Troin stava dormendo, rimase a guardarlo, poggiata allo stipite. Che le stava capitando? Si sentiva strana, scossa da un qualcosa cui non sapeva dare un nome, che la teneva in continuo inquietudine. Diede la colpa all'ansia per la guerra e la paura di essere scoperta.
Quando si accorse che sulla tavola c'era ancora il piatto coperto che aveva lasciato a Troin sollevò il coperchio, quando vide il contenuto si mise a sedere. L'orco aveva diviso tutto ciò che conteneva a metà, lasciandole la sua parte. Era rincasata tardi di proposito, non le andava di passare troppo tempo con lui, e se avesse continuato a comportarsi a quel modo avrebbe iniziato a dormire alla locanda. Non era più abituata alle gentilezze, non si fidava di quei gesti. Specialmente se fatti da un orco per giunta.

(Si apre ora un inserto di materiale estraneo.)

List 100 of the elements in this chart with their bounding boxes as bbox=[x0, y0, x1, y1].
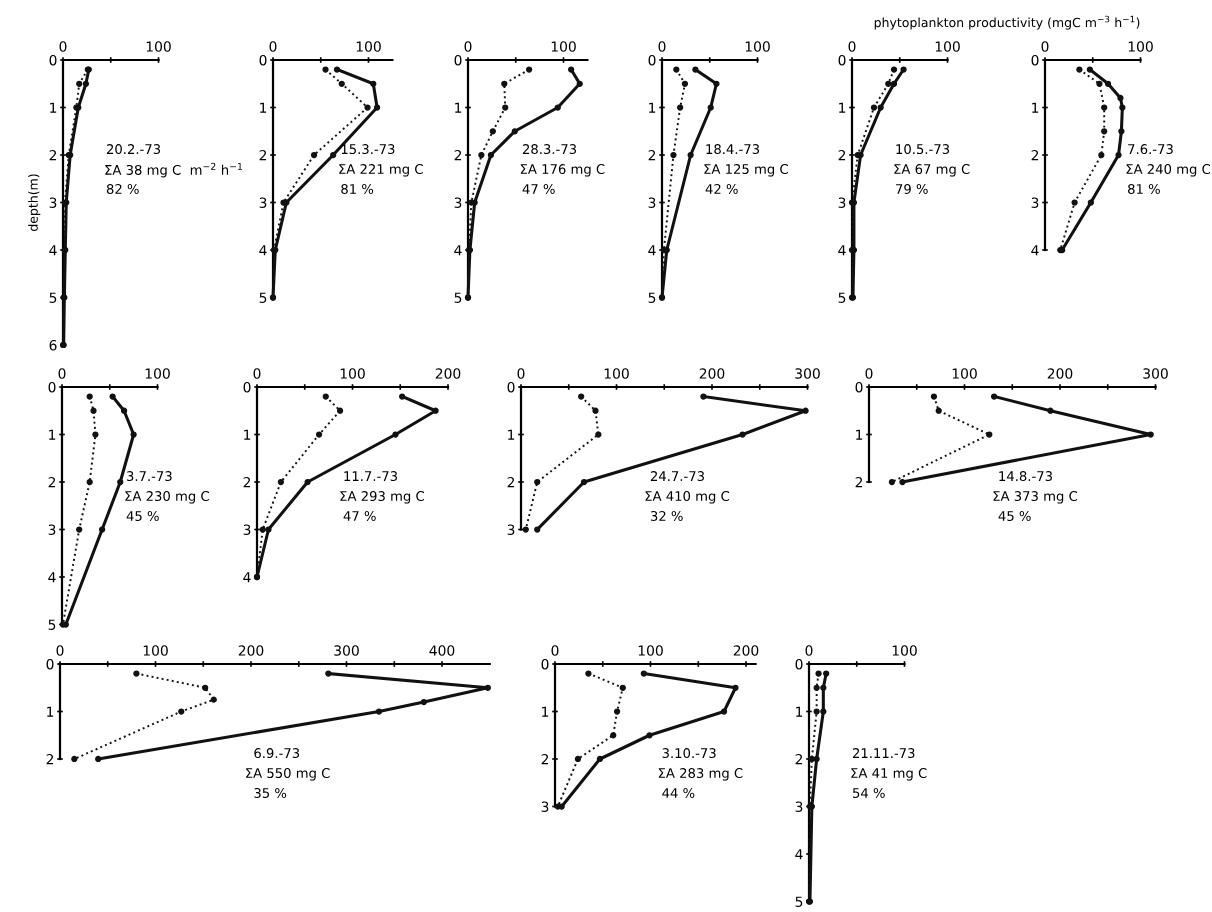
annotation: 6.9.-73 bbox=[254, 748, 300, 759]
y-tick-label: 0 bbox=[49, 54, 57, 66]
annotation: ΣA 240 mg C bbox=[1126, 164, 1211, 177]
annotation: 10.5.-73 bbox=[896, 144, 950, 155]
y-tick-label: 4 bbox=[454, 245, 462, 256]
x-tick-label: 200 bbox=[733, 645, 759, 656]
annotation: 14.8.-73 bbox=[999, 471, 1052, 482]
x-tick-label: 300 bbox=[795, 368, 820, 379]
y-tick-label: 6 bbox=[49, 339, 57, 351]
annotation: 28.3.-73 bbox=[522, 144, 577, 155]
x-tick-label: 0 bbox=[551, 645, 559, 656]
y-tick-label: 4 bbox=[243, 572, 251, 583]
y-tick-label: 3 bbox=[795, 801, 803, 812]
y-tick-label: 3 bbox=[48, 524, 56, 535]
y-tick-label: 2 bbox=[259, 149, 267, 161]
y-tick-label: 1 bbox=[649, 102, 656, 113]
y-tick-label: 5 bbox=[795, 896, 803, 907]
x-tick-label: 200 bbox=[435, 368, 461, 379]
x-tick-label: 100 bbox=[551, 41, 576, 52]
y-tick-label: 1 bbox=[856, 429, 863, 440]
y-tick-label: 2 bbox=[46, 753, 54, 765]
text: 45 % bbox=[998, 511, 1031, 521]
y-tick-label: 0 bbox=[648, 54, 656, 66]
x-tick-label: 200 bbox=[699, 368, 725, 379]
y-tick-label: 1 bbox=[796, 706, 803, 717]
x-tick-label: 0 bbox=[805, 645, 813, 656]
annotation: 32 % bbox=[650, 511, 683, 521]
x-tick-label: 100 bbox=[952, 368, 977, 379]
annotation: 44 % bbox=[662, 788, 695, 798]
annotation: ΣA 221 mg C bbox=[339, 164, 423, 177]
x-tick-label: 100 bbox=[638, 645, 663, 656]
x-tick-label: 100 bbox=[935, 41, 960, 52]
x-tick-label: 100 bbox=[145, 368, 170, 379]
annotation: 81 % bbox=[1128, 184, 1160, 194]
y-tick-label: 0 bbox=[46, 658, 54, 670]
annotation: 21.11.-73 bbox=[852, 748, 915, 759]
y-tick-label: 1 bbox=[49, 429, 56, 440]
x-tick-label: 200 bbox=[238, 645, 264, 656]
annotation: 7.6.-73 bbox=[1128, 144, 1173, 155]
x-tick-label: 400 bbox=[429, 645, 455, 656]
y-tick-label: 2 bbox=[795, 753, 803, 765]
x-axis-title: phytoplankton productivity (mgC m$^{−3}$ h$^{−1}$) bbox=[874, 15, 1140, 30]
y-tick-label: 2 bbox=[243, 476, 251, 488]
y-tick-label: 1 bbox=[260, 102, 267, 113]
x-tick-label: 0 bbox=[56, 645, 64, 656]
x-tick-label: 100 bbox=[143, 645, 168, 656]
annotation: 20.2.-73 bbox=[106, 144, 161, 155]
x-tick-label: 0 bbox=[865, 368, 873, 379]
y-tick-label: 0 bbox=[838, 54, 846, 66]
y-tick-label: 3 bbox=[454, 197, 462, 208]
x-tick-label: 100 bbox=[604, 368, 629, 379]
annotation: ΣA 283 mg C bbox=[658, 768, 743, 781]
y-tick-label: 1 bbox=[839, 102, 846, 113]
x-tick-label: 100 bbox=[892, 645, 917, 656]
annotation: 42 % bbox=[705, 184, 738, 194]
y-tick-label: 5 bbox=[48, 619, 56, 630]
y-tick-label: 4 bbox=[1031, 245, 1039, 256]
y-tick-label: 5 bbox=[454, 292, 462, 303]
x-tick-label: 100 bbox=[1128, 41, 1153, 52]
annotation: 81 % bbox=[341, 184, 374, 194]
annotation: ΣA 410 mg C bbox=[645, 491, 730, 504]
y-tick-label: 3 bbox=[1031, 197, 1039, 208]
annotation: ΣA 230 mg C bbox=[125, 491, 209, 504]
y-tick-label: 4 bbox=[49, 245, 57, 256]
y-tick-label: 3 bbox=[541, 801, 549, 812]
y-tick-label: 3 bbox=[49, 197, 57, 208]
annotation: 47 % bbox=[343, 511, 376, 521]
y-tick-label: 0 bbox=[48, 381, 56, 393]
y-tick-label: 0 bbox=[243, 381, 251, 393]
y-tick-label: 0 bbox=[1031, 54, 1039, 66]
y-tick-label: 2 bbox=[454, 149, 462, 161]
y-tick-label: 3 bbox=[259, 197, 267, 208]
y-tick-label: 1 bbox=[508, 429, 515, 440]
y-tick-label: 4 bbox=[48, 572, 56, 583]
y-tick-label: 5 bbox=[49, 292, 57, 303]
y-tick-label: 2 bbox=[1031, 149, 1039, 161]
x-tick-label: 300 bbox=[1143, 368, 1168, 379]
y-tick-label: 4 bbox=[838, 245, 846, 256]
y-tick-label: 2 bbox=[855, 476, 863, 488]
y-tick-label: 1 bbox=[455, 102, 462, 113]
x-tick-label: 0 bbox=[517, 368, 525, 379]
x-tick-label: 100 bbox=[356, 41, 381, 52]
y-tick-label: 2 bbox=[507, 476, 515, 488]
annotation: 82 % bbox=[106, 184, 139, 194]
y-tick-label: 1 bbox=[1032, 102, 1039, 113]
y-tick-label: 2 bbox=[48, 476, 56, 488]
y-tick-label: 3 bbox=[507, 524, 515, 535]
x-tick-label: 0 bbox=[269, 41, 277, 52]
y-tick-label: 1 bbox=[244, 429, 251, 440]
annotation: ΣA 38 mg C m$^{−2}$ h$^{−1}$ bbox=[105, 162, 243, 178]
y-tick-label: 4 bbox=[795, 849, 803, 860]
text: ΣA 550 mg C bbox=[246, 768, 330, 781]
y-tick-label: 0 bbox=[507, 381, 515, 393]
y-tick-label: 0 bbox=[259, 54, 267, 66]
x-tick-label: 300 bbox=[334, 645, 359, 656]
y-axis-title: depth(m) bbox=[28, 174, 41, 231]
y-tick-label: 2 bbox=[648, 149, 656, 161]
y-tick-label: 4 bbox=[648, 245, 656, 256]
annotation: 54 % bbox=[852, 788, 885, 798]
annotation: ΣA 293 mg C bbox=[340, 491, 424, 504]
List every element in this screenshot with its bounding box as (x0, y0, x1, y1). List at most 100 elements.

Gli unici ben accetti erano le premure di Adamfo e del povero Elanus, sapeva che loro erano sinceri, lei però cercava di non ricambiare quelle loro attenzioni, cercava di mostrarsi indifferente, fredda, come se non le importasse nulla. Non mangiò ciò che le aveva lasciato, non le importava di apparire ingrata, Troin doveva capire che doveva stare al suo posto e non pensare che sarebbero potuti diventare amici.
Si buttò sulle coperte con quei pensieri ancora in testa e si addormentò.